Peptide research aims to ‘divide and rule’ cancer cells

Translating complex concepts and years of research into everyday English is difficult but when English is not your first language and you have only three-minutes to do it, it’s doubly difficult.

  • Research aims to inactive the LDH enzyme cancer cells depend on to multiply
  • Peptides being designed to break up the proteins in LDH
  • The peptide must be modified to target cancer cells only

Not so, for Spain’s Ferran Nadal-Bufi who has won QUT’s annual Three-minute Thesis competition and also taken out the People’s Prize for his clear and engaging video explaining his PhD research into the emerging area of peptide therapeutics for fighting advanced cancer.

Mr Nadal-Bufi’s interest is in cancer cell membranes, in particular, ways to deliver peptide-based drugs through these membranes.

He aims to cut off the cells’ energy supply using a novel strategy he describes as ‘divide and rule’ to inactivate the enzyme that cancers cells depend on to grow and multiply using a peptide initially isolated from a Brazilian spider.

As he explains it: “Our cells need energy to work and most of the energy comes from oxygen but a small portion of the energy doesn’t require oxygen and is kept for emergencies and high energy needs such as sprinting for the bus or a rally in tennis.

“When a cell becomes cancerous it obtains most of its energy from this non-oxygen (anaerobic) source, using an enzyme called LDH to make energy without oxygen.

“We know if we can inhibit LDH we can stop cancer getting its main source of energy and starve it to death and many studies, even pharmaceutical companies, have tried to develop an inhibitor using a traditional approach of creating molecules to get inside LDH and block it, which so far hasn’t been successful.

“My strategy is to make use of the fact that LDH is made up of four proteins that fit together like a jigsaw puzzle. If we can divide those proteins ‘we rule’ because LDH becomes inactive.

“To achieve that we use a class of ‘mini proteins’ called peptides that bind to other proteins so we are designing peptides that will bind to the LDH proteins in the right spot so the jigsaw puzzle falls apart depriving cancer cells of their main source of energy.

“One challenge is that these peptides are very potent, and we have to build chemical modifications so that the peptides kill the tumour cells only.

Microscopy image of breast cancer cells treated with peptide drugs – the green areas indicate cell death.

“My research is at an early stage, but I hope that it provides a proof of concept to validate this innovative approach to target cancer cells and that it can be published early next year. The kind of target we are working on is a good strategy to at least block this energy pathway, but there are many other things that are telling cancer cells to keep growing and growing.”

When Ferran was deciding to continue to PhD research, his Masters degree supervisor suggested Dr Sónia Henriques in Brisbane, who was researching cancer cell membranes, as a supervisor.

Ferran took the plunge and moved across the world with his fiancée and two cats, to research with Dr Henriques, in QUT Faculty of Health School of Biomedical Sciences based at the Translational Research Institute, with a QUT Postgraduate Research Award (QUTPRA) Scholarship.

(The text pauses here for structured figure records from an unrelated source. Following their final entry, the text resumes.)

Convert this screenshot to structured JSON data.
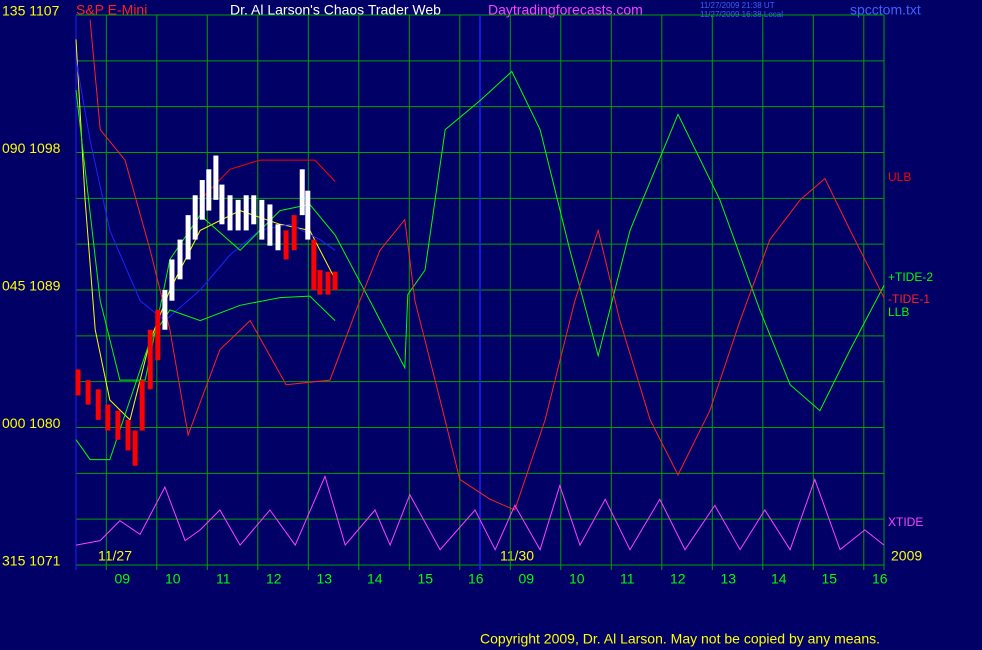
{
  "chart_data": {
    "type": "line",
    "title": "Dr. Al Larson's Chaos Trader Web",
    "instrument": "S&P E-Mini",
    "site": "Daytradingforecasts.com",
    "timestamps": [
      "11/27/2009 21:38 UT",
      "11/27/2009 16:38 Local"
    ],
    "file": "spcctom.txt",
    "copyright": "Copyright 2009, Dr. Al Larson. May not be copied by any means.",
    "day_labels": [
      "11/27",
      "11/30",
      "2009"
    ],
    "ylim": [
      1071,
      1107
    ],
    "yticks": [
      {
        "value": 1107,
        "label": "135 1107"
      },
      {
        "value": 1098,
        "label": "090 1098"
      },
      {
        "value": 1089,
        "label": "045 1089"
      },
      {
        "value": 1080,
        "label": "000 1080"
      },
      {
        "value": 1071,
        "label": "315 1071"
      }
    ],
    "ygrid": [
      1071,
      1074,
      1077,
      1080,
      1083,
      1086,
      1089,
      1092,
      1095,
      1098,
      1101,
      1104,
      1107
    ],
    "xlim": [
      0,
      16
    ],
    "xticks": [
      {
        "value": 0.6,
        "label": "09"
      },
      {
        "value": 1.6,
        "label": "10"
      },
      {
        "value": 2.6,
        "label": "11"
      },
      {
        "value": 3.6,
        "label": "12"
      },
      {
        "value": 4.6,
        "label": "13"
      },
      {
        "value": 5.6,
        "label": "14"
      },
      {
        "value": 6.6,
        "label": "15"
      },
      {
        "value": 7.6,
        "label": "16"
      },
      {
        "value": 8.6,
        "label": "09"
      },
      {
        "value": 9.6,
        "label": "10"
      },
      {
        "value": 10.6,
        "label": "11"
      },
      {
        "value": 11.6,
        "label": "12"
      },
      {
        "value": 12.6,
        "label": "13"
      },
      {
        "value": 13.6,
        "label": "14"
      },
      {
        "value": 14.6,
        "label": "15"
      },
      {
        "value": 15.6,
        "label": "16"
      }
    ],
    "day_break": 8.0,
    "grid": true,
    "candles": {
      "x": [
        0.04,
        0.24,
        0.44,
        0.63,
        0.83,
        1.03,
        1.17,
        1.31,
        1.47,
        1.62,
        1.76,
        1.9,
        2.06,
        2.22,
        2.36,
        2.5,
        2.63,
        2.77,
        2.89,
        3.05,
        3.21,
        3.37,
        3.52,
        3.68,
        3.84,
        4.0,
        4.16,
        4.32,
        4.48,
        4.59,
        4.71,
        4.83,
        4.99,
        5.13
      ],
      "high": [
        1083.8,
        1083.1,
        1082.5,
        1081.5,
        1081.1,
        1080.5,
        1079.8,
        1083.1,
        1086.4,
        1087.7,
        1089.0,
        1091.0,
        1092.3,
        1093.9,
        1095.2,
        1096.2,
        1096.9,
        1097.8,
        1095.9,
        1095.2,
        1094.9,
        1095.2,
        1095.2,
        1094.9,
        1094.6,
        1093.3,
        1092.9,
        1093.9,
        1096.9,
        1095.5,
        1092.3,
        1090.3,
        1090.2,
        1090.2
      ],
      "low": [
        1082.1,
        1081.5,
        1080.5,
        1079.8,
        1079.2,
        1078.5,
        1077.5,
        1079.8,
        1082.5,
        1084.4,
        1086.4,
        1088.3,
        1089.7,
        1091.0,
        1092.3,
        1093.6,
        1094.2,
        1094.9,
        1093.3,
        1092.9,
        1092.9,
        1092.9,
        1093.3,
        1092.3,
        1091.9,
        1091.6,
        1091.0,
        1091.6,
        1093.9,
        1092.3,
        1089.0,
        1088.7,
        1088.7,
        1089.0
      ],
      "colors": [
        "#ff0000",
        "#ff0000",
        "#ff0000",
        "#ff0000",
        "#ff0000",
        "#ff0000",
        "#ff0000",
        "#ff0000",
        "#ff0000",
        "#ff0000",
        "#ffffff",
        "#ffffff",
        "#ffffff",
        "#ffffff",
        "#ffffff",
        "#ffffff",
        "#ffffff",
        "#ffffff",
        "#ffffff",
        "#ffffff",
        "#ffffff",
        "#ffffff",
        "#ffffff",
        "#ffffff",
        "#ffffff",
        "#ffffff",
        "#ff0000",
        "#ff0000",
        "#ffffff",
        "#ffffff",
        "#ff0000",
        "#ff0000",
        "#ff0000",
        "#ff0000"
      ]
    },
    "series": [
      {
        "color": "#ffff00",
        "x": [
          0,
          0.18,
          0.38,
          0.67,
          1.07,
          1.47,
          1.86,
          2.46,
          3.25,
          4.04,
          4.63,
          5.13
        ],
        "values": [
          1105.4,
          1094.9,
          1086.4,
          1081.8,
          1080.5,
          1085.7,
          1089.0,
          1092.9,
          1094.2,
          1093.3,
          1092.9,
          1089.7
        ]
      },
      {
        "color": "#2020ff",
        "x": [
          0,
          0.28,
          0.67,
          1.27,
          1.76,
          2.46,
          3.05,
          3.64,
          4.24,
          4.83,
          5.13
        ],
        "values": [
          1104.1,
          1098.8,
          1092.9,
          1088.3,
          1087.0,
          1089.0,
          1091.3,
          1092.9,
          1093.3,
          1092.3,
          1091.6
        ]
      },
      {
        "name": "ULB",
        "color": "#ff0000",
        "x": [
          2.46,
          3.05,
          3.64,
          4.44,
          4.73,
          5.13
        ],
        "values": [
          1094.9,
          1096.9,
          1097.5,
          1097.5,
          1097.5,
          1096.1
        ]
      },
      {
        "name": "+TIDE-2",
        "color": "#00ff00",
        "x": [
          0,
          0.48,
          0.87,
          1.37,
          1.86,
          2.46,
          3.25,
          4.04,
          4.63,
          5.13,
          5.82,
          6.51,
          6.57,
          6.91,
          7.31,
          8.0,
          8.63,
          9.19,
          9.78,
          10.34,
          10.97,
          11.92,
          12.75,
          13.54,
          14.14,
          14.73,
          15.33,
          16.0
        ],
        "values": [
          1102.1,
          1088.3,
          1083.1,
          1083.1,
          1091.0,
          1093.9,
          1091.6,
          1094.2,
          1094.6,
          1092.6,
          1088.3,
          1083.9,
          1088.7,
          1090.3,
          1099.5,
          1101.4,
          1103.3,
          1099.5,
          1091.6,
          1084.7,
          1092.9,
          1100.5,
          1094.9,
          1087.7,
          1082.8,
          1081.1,
          1085.1,
          1089.3
        ]
      },
      {
        "name": "-TIDE-1",
        "color": "#ff2020",
        "x": [
          0.28,
          0.48,
          0.97,
          1.47,
          1.86,
          2.22,
          2.85,
          3.45,
          4.16,
          5.03,
          5.62,
          6.02,
          6.51,
          6.71,
          7.21,
          7.6,
          8.2,
          8.69,
          9.29,
          9.88,
          10.34,
          10.77,
          11.37,
          11.92,
          12.55,
          13.15,
          13.74,
          14.34,
          14.83,
          15.33,
          16.0
        ],
        "values": [
          1106.7,
          1099.5,
          1097.5,
          1091.6,
          1086.4,
          1079.5,
          1085.1,
          1087.0,
          1082.8,
          1083.1,
          1088.3,
          1091.6,
          1093.6,
          1088.3,
          1081.8,
          1076.6,
          1075.3,
          1074.6,
          1080.5,
          1088.3,
          1092.9,
          1087.0,
          1080.5,
          1076.9,
          1081.1,
          1087.0,
          1092.3,
          1094.9,
          1096.3,
          1092.9,
          1088.5
        ]
      },
      {
        "name": "LLB",
        "color": "#00ff00",
        "x": [
          0,
          0.28,
          0.67,
          1.07,
          1.47,
          1.86,
          2.46,
          3.25,
          4.04,
          4.63,
          5.13
        ],
        "values": [
          1079.2,
          1077.9,
          1077.9,
          1081.8,
          1085.7,
          1087.7,
          1087.0,
          1088.0,
          1088.5,
          1088.6,
          1087.0
        ]
      },
      {
        "name": "XTIDE",
        "color": "#ff40ff",
        "x": [
          0,
          0.48,
          0.87,
          1.27,
          1.76,
          2.16,
          2.46,
          2.85,
          3.25,
          3.84,
          4.34,
          4.93,
          5.33,
          5.92,
          6.22,
          6.61,
          7.21,
          7.9,
          8.3,
          8.69,
          9.19,
          9.58,
          9.98,
          10.48,
          10.97,
          11.56,
          12.06,
          12.65,
          13.15,
          13.64,
          14.14,
          14.63,
          15.13,
          15.62,
          16.0
        ],
        "values": [
          1072.3,
          1072.6,
          1073.9,
          1073.0,
          1076.1,
          1072.6,
          1073.3,
          1074.6,
          1072.3,
          1074.6,
          1072.3,
          1076.8,
          1072.3,
          1074.6,
          1072.3,
          1075.6,
          1072.0,
          1074.6,
          1072.0,
          1074.9,
          1072.0,
          1076.2,
          1072.3,
          1075.3,
          1072.0,
          1075.3,
          1072.0,
          1074.9,
          1072.0,
          1074.6,
          1072.0,
          1076.6,
          1072.0,
          1073.3,
          1072.3
        ]
      }
    ]
  }
}
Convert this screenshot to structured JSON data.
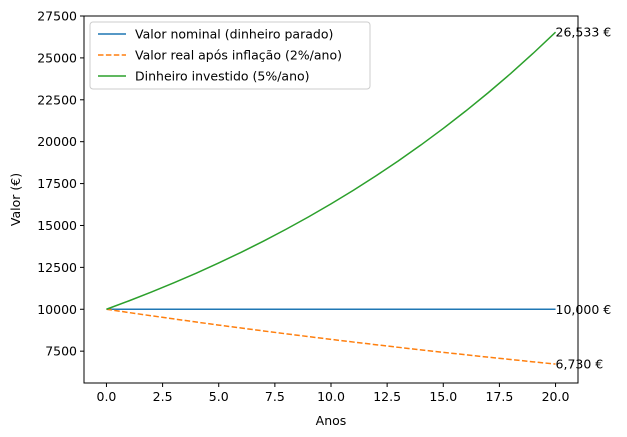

Clearly outgoing and a great communicator, Ferran has quickly made friends and has made the best of being unable to return to Spain in July for his wedding because of the pandemic ban on travel: “Yes, we were one of the many weddings that got postponed.

“Of course, the first month after moving to Australia is always going to be tough because you are trying to make friends and everything. I hang out a lot with people from my lab, especially other international PhD students.

“We are all here in the same situation – they are also new to the city and everything, so we are keen to explore Brisbane and its whereabouts.

I’ve been lucky that I play basketball at a local association so it as much as a way of socializing as a sport. I have made some very good friends in basketball as well.”

At 191cm tall, he is a natural.

How to overcome endosomal entrapment of cellpenetrating peptides to release the therapeutic potential of peptides? was published in Peptide Science.